After the in-place cleanup is done, reassess whether a second phase is justified.

Only then consider:

  • moving lifecycle semantics into jobs
  • pushing result persistence into owning modules

Those are explicitly not part of the current plan.

File-by-file plan

cpv3/modules/tasks/schemas.py

  • Add explicit internal payload schemas for job input/output.
  • Keep public API request/response schemas stable.
  • Prefer additive internal typing over schema churn.

cpv3/modules/tasks/service.py

  • Keep this file as the orchestration center for this phase.
  • Decompose large methods into readable private steps.
  • Replace raw internal dict usage with typed parsing/serialization where the meaning matters.
  • Reduce repeated code only through local, explicit helpers.

cpv3/modules/tasks/router.py

  • Keep routes unchanged.
  • Only adjust delegation or error handling if required to support clearer internal service boundaries.

cpv3/modules/jobs/router.py

  • Keep the current cancel entrypoint behavior.
  • If touched, only make delegation clearer.
  • Do not move cancel semantics into jobs/service.py in this phase.

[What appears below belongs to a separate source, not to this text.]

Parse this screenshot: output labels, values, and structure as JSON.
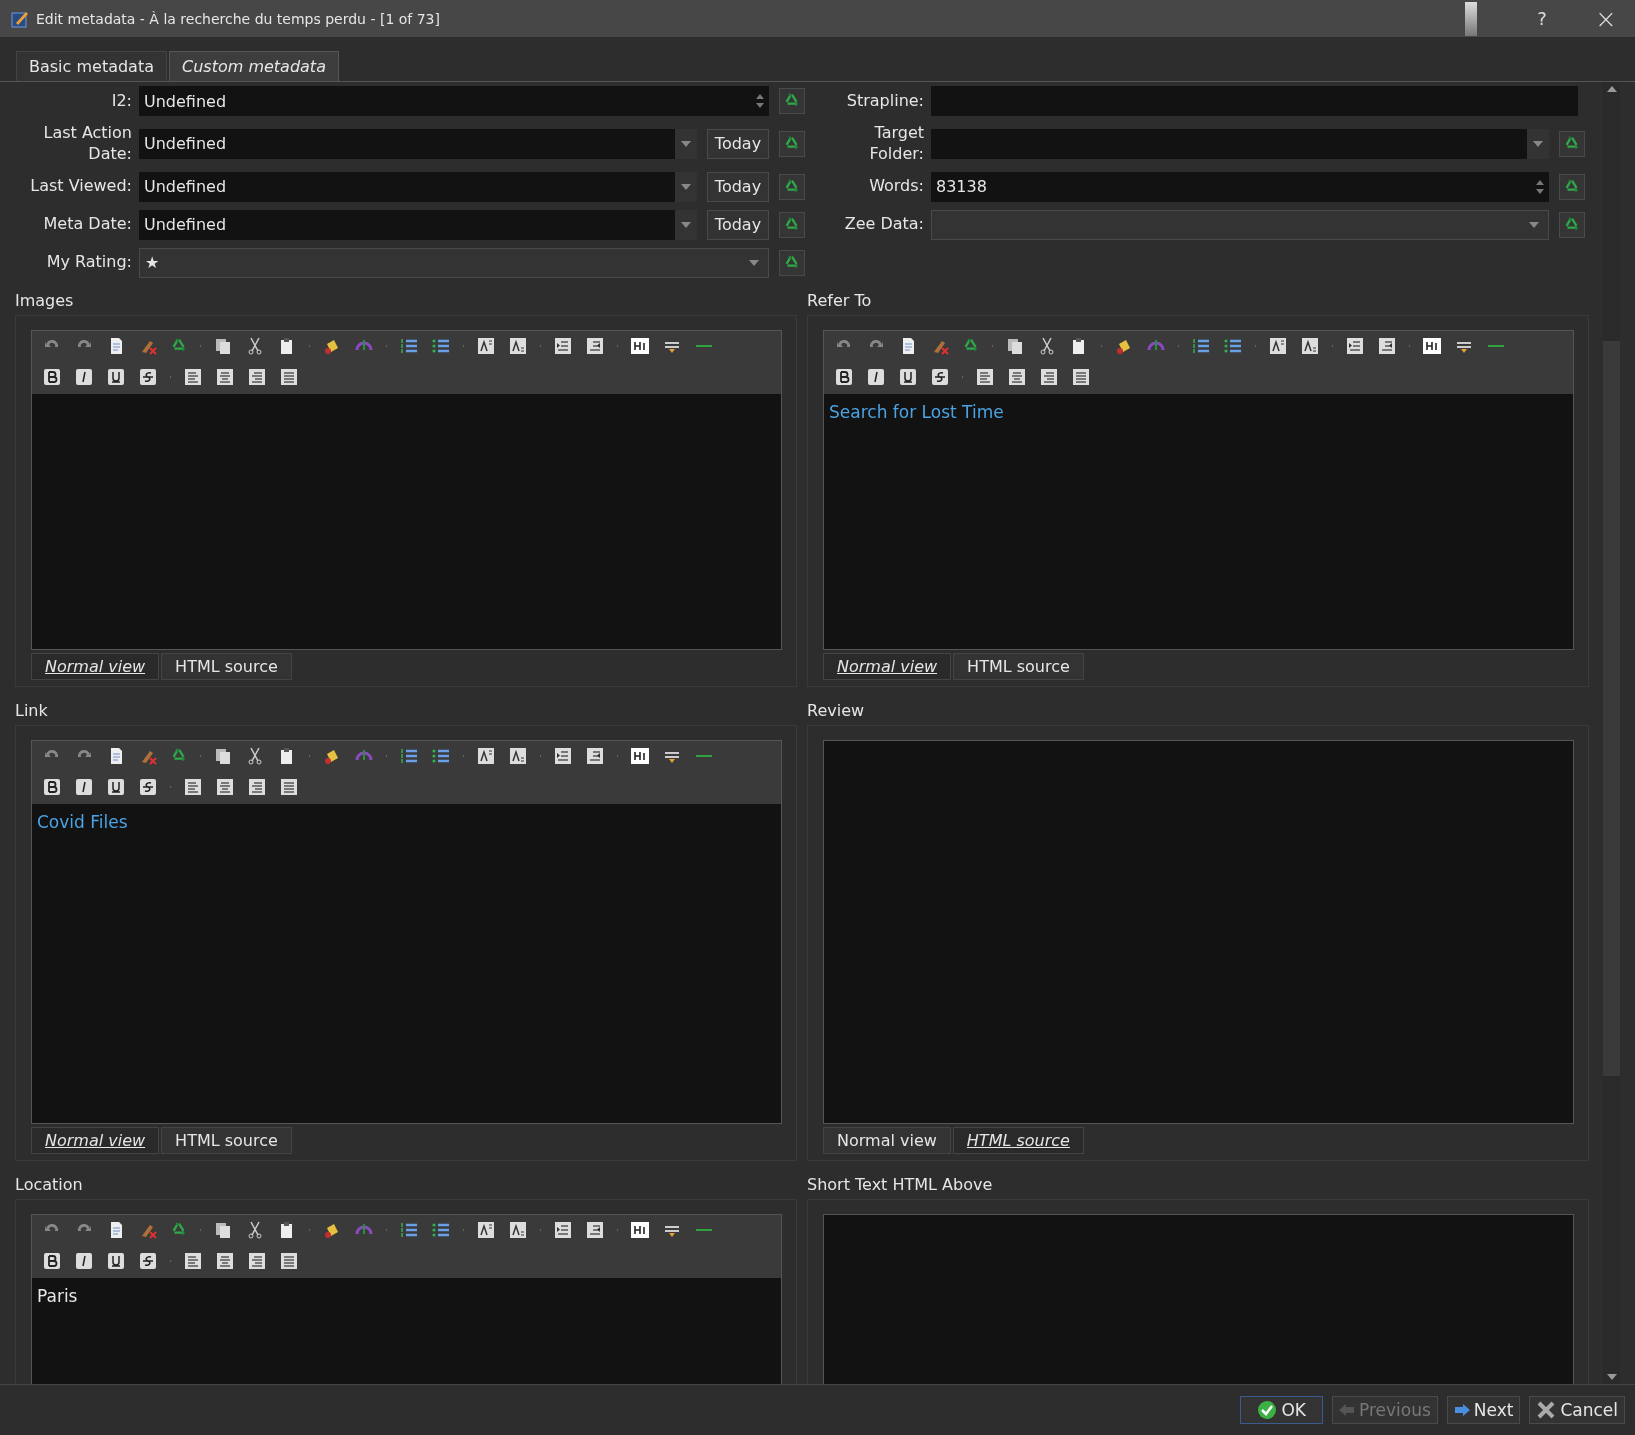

cpv3/modules/captions/service.py

  • Keep current ownership.
  • Do not add more orchestration here in phase 1.
  • Only make supporting adjustments if typed payload work needs a clearer boundary.

cpv3/modules/media/service.py

  • Keep media processing helpers as-is unless task cleanup reveals a very small, obvious extraction need.
  • Avoid expanding this file into a second orchestration center.

Risk controls

Preserve persisted JSON compatibility

Existing jobs may already contain payloads in the database.

Therefore:

  • typed internal schemas must support current persisted shapes
  • avoid renaming stored keys unless there is a very strong reason
  • prefer backward-compatible parsing over cleanup for cleanups sake

Preserve side-effect ordering

Current flow saves some artifacts before notification dispatch.

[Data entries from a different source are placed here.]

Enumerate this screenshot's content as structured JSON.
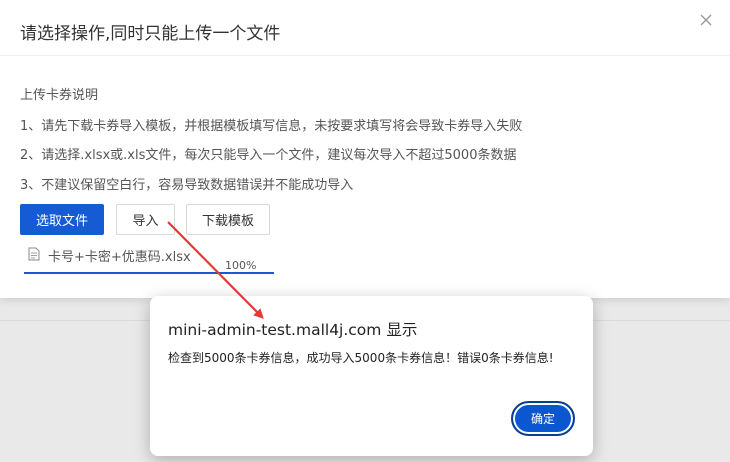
{
  "dialog": {
    "title": "请选择操作,同时只能上传一个文件",
    "instructions": [
      "上传卡券说明",
      "1、请先下载卡券导入模板，并根据模板填写信息，未按要求填写将会导致卡券导入失败",
      "2、请选择.xlsx或.xls文件，每次只能导入一个文件，建议每次导入不超过5000条数据",
      "3、不建议保留空白行，容易导致数据错误并不能成功导入"
    ],
    "buttons": {
      "select_file": "选取文件",
      "import": "导入",
      "download_template": "下载模板"
    },
    "file": {
      "name": "卡号+卡密+优惠码.xlsx",
      "progress_text": "100%",
      "progress": 1.0
    }
  },
  "alert": {
    "title": "mini-admin-test.mall4j.com 显示",
    "message": "检查到5000条卡券信息，成功导入5000条卡券信息！错误0条卡券信息!",
    "ok_label": "确定"
  },
  "colors": {
    "primary": "#155bd4",
    "annotation": "#e53935"
  }
}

That ordering matters because clients may refetch immediately after notification.

Do not change this ordering unless there is a proven reason and test coverage for the new behavior.

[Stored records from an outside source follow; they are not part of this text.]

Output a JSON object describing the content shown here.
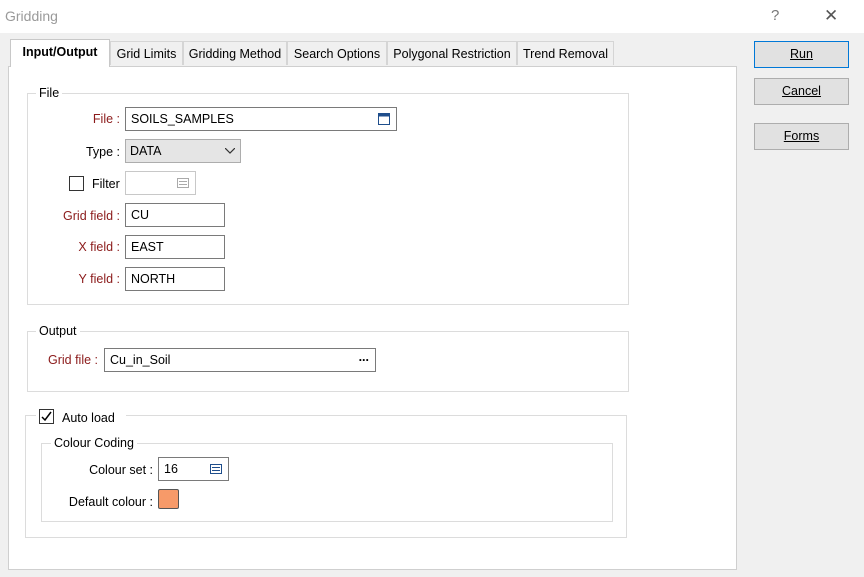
{
  "window": {
    "title": "Gridding",
    "help_glyph": "?",
    "close_glyph": "✕"
  },
  "tabs": [
    {
      "label": "Input/Output"
    },
    {
      "label": "Grid Limits"
    },
    {
      "label": "Gridding Method"
    },
    {
      "label": "Search Options"
    },
    {
      "label": "Polygonal Restriction"
    },
    {
      "label": "Trend Removal"
    }
  ],
  "buttons": {
    "run": "Run",
    "cancel": "Cancel",
    "forms": "Forms"
  },
  "file_group": {
    "label": "File",
    "file_label": "File :",
    "file_value": "SOILS_SAMPLES",
    "type_label": "Type :",
    "type_value": "DATA",
    "filter_label": "Filter",
    "filter_value": "",
    "grid_field_label": "Grid field :",
    "grid_field_value": "CU",
    "x_field_label": "X field :",
    "x_field_value": "EAST",
    "y_field_label": "Y field :",
    "y_field_value": "NORTH"
  },
  "output_group": {
    "label": "Output",
    "grid_file_label": "Grid file :",
    "grid_file_value": "Cu_in_Soil",
    "browse_glyph": "..."
  },
  "autoload": {
    "label": "Auto load",
    "checked": true,
    "colour_coding_label": "Colour Coding",
    "colour_set_label": "Colour set :",
    "colour_set_value": "16",
    "default_colour_label": "Default colour :",
    "default_colour": "#f79a69"
  },
  "colors": {
    "required_label": "#8b1a1a",
    "accent": "#0078d7"
  }
}
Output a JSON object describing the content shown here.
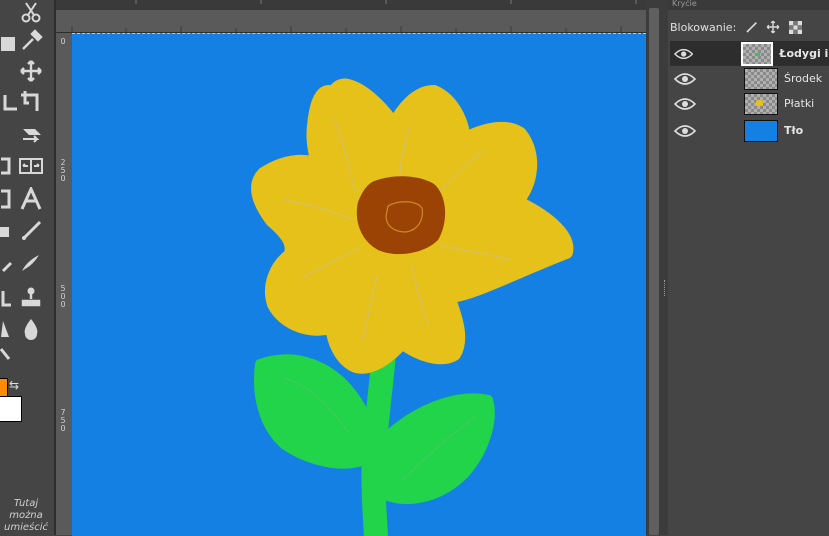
{
  "toolbox": {
    "fg_color": "#ff8c00",
    "bg_color": "#ffffff",
    "hint": [
      "Tutaj",
      "można",
      "umieścić"
    ],
    "tools": [
      "scissors-icon",
      "color-picker-icon",
      "move-icon",
      "align-icon",
      "crop-icon",
      "transform-icon",
      "flip-icon",
      "cage-icon",
      "text-icon",
      "paintbrush-icon",
      "ink-icon",
      "clone-icon",
      "blur-icon",
      "smudge-icon"
    ]
  },
  "ruler_left": {
    "labels": [
      {
        "text": [
          "0"
        ]
      },
      {
        "text": [
          "2",
          "5",
          "0"
        ]
      },
      {
        "text": [
          "5",
          "0",
          "0"
        ]
      },
      {
        "text": [
          "7",
          "5",
          "0"
        ]
      }
    ]
  },
  "canvas": {
    "background": "#1580e3",
    "petal_color": "#e5c11a",
    "center_color": "#9a4304",
    "stem_color": "#21d44a"
  },
  "layers_panel": {
    "tab_label": "Kryćie",
    "lock_label": "Blokowanie:",
    "layers": [
      {
        "name": "Łodygi i l",
        "active": true
      },
      {
        "name": "Środek",
        "active": false
      },
      {
        "name": "Płatki",
        "active": false
      },
      {
        "name": "Tło",
        "active": false
      }
    ]
  }
}
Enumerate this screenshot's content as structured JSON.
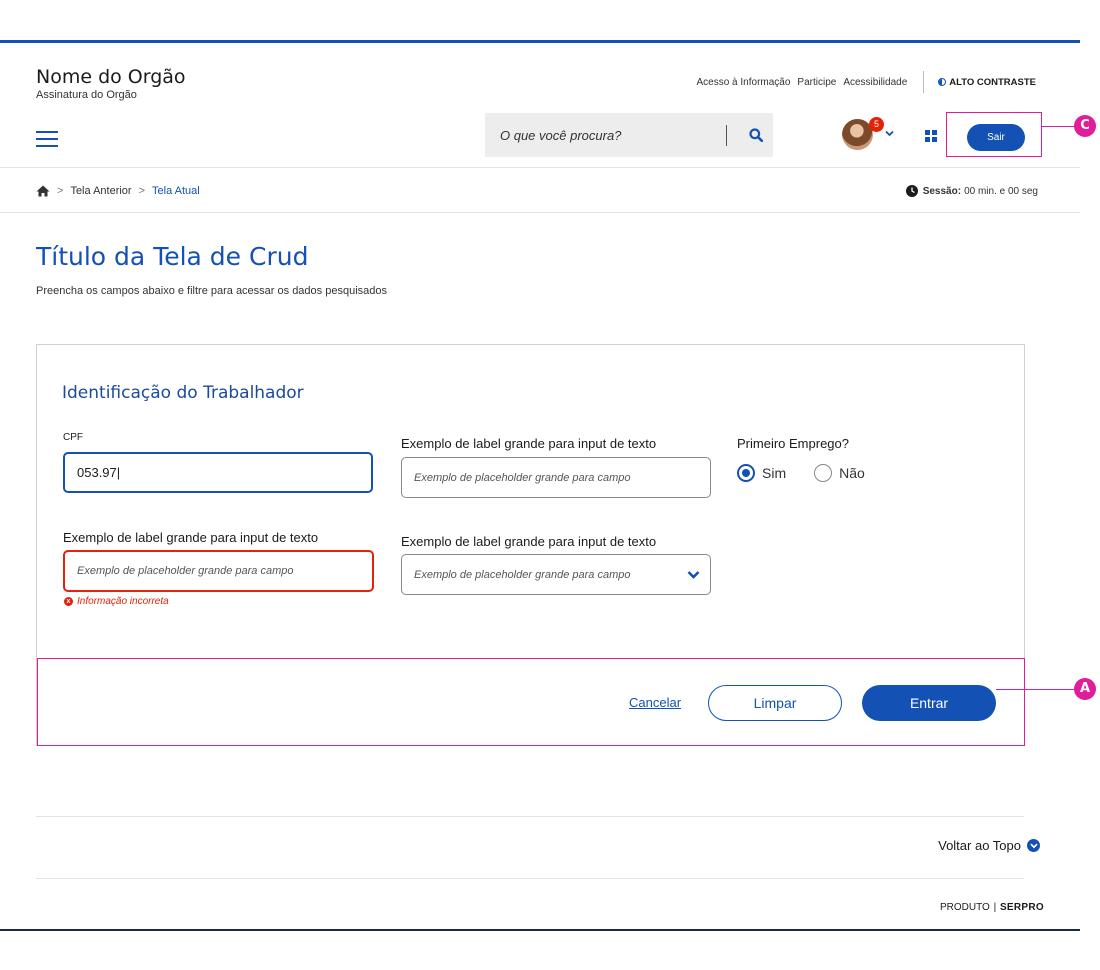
{
  "header": {
    "org_name": "Nome do Orgão",
    "org_subtitle": "Assinatura do Orgão",
    "links": [
      "Acesso à Informação",
      "Participe",
      "Acessibilidade"
    ],
    "contrast_label": "ALTO CONTRASTE",
    "search_placeholder": "O que você procura?",
    "notification_count": "5",
    "logout_label": "Sair"
  },
  "breadcrumb": {
    "items": [
      "Tela Anterior",
      "Tela Atual"
    ]
  },
  "session": {
    "label": "Sessão:",
    "value": "00 min. e 00 seg"
  },
  "page": {
    "title": "Título da Tela de Crud",
    "description": "Preencha os campos abaixo e filtre para acessar os dados pesquisados"
  },
  "form": {
    "section_title": "Identificação do Trabalhador",
    "cpf_label": "CPF",
    "cpf_value": "053.97|",
    "label_big": "Exemplo de label grande para input de texto",
    "placeholder_big": "Exemplo de placeholder grande para campo",
    "first_job_label": "Primeiro Emprego?",
    "radio_yes": "Sim",
    "radio_no": "Não",
    "error_message": "Informação incorreta",
    "cancel": "Cancelar",
    "clear": "Limpar",
    "submit": "Entrar"
  },
  "annotations": {
    "a": "A",
    "c": "C"
  },
  "footer": {
    "back_to_top": "Voltar ao Topo",
    "brand_prefix": "PRODUTO",
    "brand_name": "SERPRO"
  },
  "colors": {
    "primary": "#1351b4",
    "error": "#e52207",
    "annotation": "#e01e9a"
  }
}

Avoid ownership churn during cleanup

This phase is about readability and safer edits, not about redistributing the architecture.

If a change starts to feel like "this really belongs in another module," mark it for reassessment after phase 1 instead of expanding scope immediately.

Verification strategy

For implementation of this plan, verification should include:

  • targeted unit tests for TaskService
  • targeted unit tests for caption task actor behavior
  • relevant integration tests for jobs/tasks endpoints
  • Ruff checks for touched files

The most important verification is behavioral:

  • task submission still works
  • duplicate job reuse still works
  • webhook updates still drive correct job state
  • artifact persistence still happens before notification where required
  • cancellation still behaves as before

Definition of done for this phase

Phase 1 is complete when all of the following are true:

  • internal job payload handling is typed where it matters
  • record_webhook_event() is decomposed into explicit, readable steps
  • repetitive submit flow is reduced without introducing hidden abstractions
  • tests protect the main task orchestration seams
  • public APIs remain effectively unchanged
  • the backend is easier to change safely without rediscovering task flow each time

Explicit non-goals

This plan does not include:

  • moving lifecycle ownership into jobs/service.py
  • redesigning the task system
  • introducing a generic abstraction layer for tasks
  • moving artifact persistence into every owning domain module
  • broad route redesign
  • frontend contract changes
  • module structure changes

Follow-up after this phase

Once this plan is implemented and stable, reassess whether there is enough remaining pressure to justify a second phase.

If yes, the next candidate should be:

  • Option 2 selectively, and only where phase 1 proves that lifecycle ownership is still the main source of friction.

Until then, keep the refactor intentionally conservative.